Despite the collapse of two police frame-ups, the state Liberal and federal Labor governments effectively blocked demands for an official inquiry into the Hilton affair. In October 1991, the Hawke government’s attorney-general Michael Duffy refused to answer a series of questions from independent MP Ted Mack about ASIO’s role in the bombing and told federal parliament that any inquiry would have to be a state matter. Two months later, the NSW parliament passed a resolution calling for a joint federal-state inquiry but the motion meant little, given the federal Labor government’s insistence on burying the issue.

Who benefited?

The Hilton bombing occurred in a period of ongoing social and political turmoil, following the “Canberra Coup” of November 1975, when Governor-General Sir John Kerr invoked the prerogative powers of the monarchy to dismiss the elected Labor government of Gough Whitlam. In 1976, the trade unions were forced to call Australia’s first-ever general strike, a one-day stoppage against the Fraser government’s dismantling of the Medibank health scheme. Throughout 1977, opinion polls indicated that the Fraser government faced defeat. Although the government was reelected at the end of that year, it remained extremely concerned about the depth of opposition to its policies.

The bombing became a vehicle for the government to implement a sweeping build-up of the police-intelligence apparatus, the basis for which had been laid by the Whitlam government. Facing hostility in the labour movement over the openly right-wing activities of ASIO and the police Special Branches, Whitlam had commissioned a royal commission headed by Justice Robert Hope. In a series of reports, ultimately published in 1977, Hope essentially proposed legalising most of ASIO’s legally dubious phone-tapping and other surveillance operations, while recommending that the intelligence agencies focus their work more on socialist organisations rather than Labor Party and trade union figures, who posed no real threat to the political establishment.

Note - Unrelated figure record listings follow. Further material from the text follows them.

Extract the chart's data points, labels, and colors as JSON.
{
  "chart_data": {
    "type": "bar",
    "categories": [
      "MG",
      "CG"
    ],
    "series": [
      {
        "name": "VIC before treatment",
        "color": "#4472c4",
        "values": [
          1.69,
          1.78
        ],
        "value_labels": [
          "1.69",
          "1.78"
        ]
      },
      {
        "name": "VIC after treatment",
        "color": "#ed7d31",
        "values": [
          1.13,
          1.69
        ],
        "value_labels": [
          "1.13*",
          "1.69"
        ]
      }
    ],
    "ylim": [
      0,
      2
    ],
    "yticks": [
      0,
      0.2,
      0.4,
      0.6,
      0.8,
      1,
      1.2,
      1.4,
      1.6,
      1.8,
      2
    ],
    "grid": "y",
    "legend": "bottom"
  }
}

In the meantime, however, Whitlam’s government had been removed and the dismissal fuelled further concerns about the role of the security services. In November 1977, Premier Don Dunstan’s Labor government in South Australia commissioned an inquiry by Justice White, which reported that the state’s police Special Branch, with the assistance of ASIO, maintained files on 40,000 people, including Labor MPs, union members, civil libertarians and peace protestors. Just four days before the Hilton bombing, NSW Premier Wran was forced to announce an inquiry into the links between ASIO and the NSW Special Branch. As a result of the bombing, Wran dropped the inquiry.

Three weeks after the explosion, an ASIO Bill was introduced into federal parliament. As proposed by Hope, the legislation authorised ASIO to intercept mail and telecommunications, use bugging devices, and carry out searches and seizures. Disclosure of the identity of ASIO agents became a criminal offence. Within two months of the bombing, former British police chief Sir Robert Mark completed a report to the Fraser government calling for the establishment of the Australian Federal Police and the creation of police para-military units.

These measures, the greatest expansion of the powers and resources of the police-intelligence apparatus since World War II, helped lay the foundations for the even more draconian police-state provisions introduced since 2001 on the pretext of combating terrorism.

The coming to power of the Rudd Labor government will in no way alter this agenda. Just like his predecessors, Rudd has signalled his determination to protect and legitimise the powers of the security agencies, vowing to maintain all of the Howard government’s “anti-terrorism” laws. The questions left by the Hilton affair, and the subsequent cover-up by the last federal Labor government, underscore the necessity of opposing the deep assault on civil liberties and basic democratic rights being carried out in the name of the fraudulent “war on terror”.